RFC: static analysis, malloc annontation for return via pointer argument

Hi All,

This patch allows for APIs were memory is allocated and placed in a
pointer given to them. (like asprintf, but without the realloc feature)

Currently, when using a pointer to a stack variable as the input to the
function, it declares the memory leak on the next source line after the
stack variable is used. I think it should be declaring the leak on the
last line of the current scope. Which is correct ?

Regards,
Scott

0001-Make-clang-static-analysis-support-allocation-into-a.patch (10.8 KB)

This patch allows for APIs were memory is allocated and placed in a
pointer given to them. (like asprintf, but without the realloc feature)

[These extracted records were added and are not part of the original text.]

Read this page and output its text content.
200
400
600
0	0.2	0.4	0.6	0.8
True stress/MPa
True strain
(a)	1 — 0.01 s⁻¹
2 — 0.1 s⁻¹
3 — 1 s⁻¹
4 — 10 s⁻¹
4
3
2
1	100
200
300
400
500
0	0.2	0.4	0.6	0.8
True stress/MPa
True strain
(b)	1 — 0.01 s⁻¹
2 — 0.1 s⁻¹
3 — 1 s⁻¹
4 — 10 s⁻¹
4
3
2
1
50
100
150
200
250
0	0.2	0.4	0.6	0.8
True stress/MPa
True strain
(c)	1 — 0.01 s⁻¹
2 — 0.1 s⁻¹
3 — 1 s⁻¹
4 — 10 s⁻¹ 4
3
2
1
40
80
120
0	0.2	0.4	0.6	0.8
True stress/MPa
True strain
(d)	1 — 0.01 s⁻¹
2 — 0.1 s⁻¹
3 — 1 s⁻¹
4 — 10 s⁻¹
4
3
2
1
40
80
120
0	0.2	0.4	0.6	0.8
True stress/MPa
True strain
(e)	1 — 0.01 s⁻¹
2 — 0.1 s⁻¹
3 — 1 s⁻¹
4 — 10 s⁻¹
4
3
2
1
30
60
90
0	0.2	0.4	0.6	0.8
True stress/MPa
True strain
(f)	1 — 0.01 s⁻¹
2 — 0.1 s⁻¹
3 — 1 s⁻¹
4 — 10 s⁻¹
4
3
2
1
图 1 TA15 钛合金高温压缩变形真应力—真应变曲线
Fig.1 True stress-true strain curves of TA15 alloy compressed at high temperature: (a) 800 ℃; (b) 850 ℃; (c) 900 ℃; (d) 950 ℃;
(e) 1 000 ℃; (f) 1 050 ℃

Thanks Scott. I’m not such a fan of the name of the attribute. Since this is returning an object by reference, how about ownership_returns_byref? I’m sure others will have an opinion, but ownership_returns_pointer really doesn’t tell the user what this attribute does.

As for the implementation itself, it looks okay. The annotation support eventually needs to be migrated from the alpha.unix.MallocWithAnnotations checker to the unix.Malloc checker (same file, logic controlled with a flag), but that’s a separate issue.

Currently, when using a pointer to a stack variable as the input to the
function, it declares the memory leak on the next source line after the
stack variable is used. I think it should be declaring the leak on the
last line of the current scope. Which is correct ?

The current behavior is correct. The current scope could be very big, and may end long after the leak occurs. We have found that reporting leaks as close as possible to where the leak occurred is a much better experience for users.

Hi Scott,

I've thought about this patch some more, and I have some questions. What are the intended semantics of this attribute? With the other attributes its clearer. If a function is annotated as returning an owned pointer, it's clear that if it is non-NULL then it is an owned pointer. But what's the case here? Can a function decide not to return a value at all (e.g., on failure)? How would that be captured by the attribute?

Thanks,
Ted

Hi Ted,

I believe it should take 3 parameters.
- which argument is being used to return
- whether the ret value and pointer are associated
(and how, invalid if < 0, != 0 , 0)
- what the size is (this is complicated)

lets take the case of asprintf()
return argument is 1, ret == -1 is invalid,
size is (ret+1) * sizeof(pointeeetype)

now the api from our codebase we are trying to analyze
int avl_create (struct avl_tree **avl_tree, int max_nodes, int (*compare_function) (void *data1, void *data2))
return argument is 1, ret != 0 is invalid,
size is fixed at sizeof(struct avl_tree)
also, it will leak if not free'd with the correct function, however we
can deal with that issue separately.

I think if I looked I would find more examples.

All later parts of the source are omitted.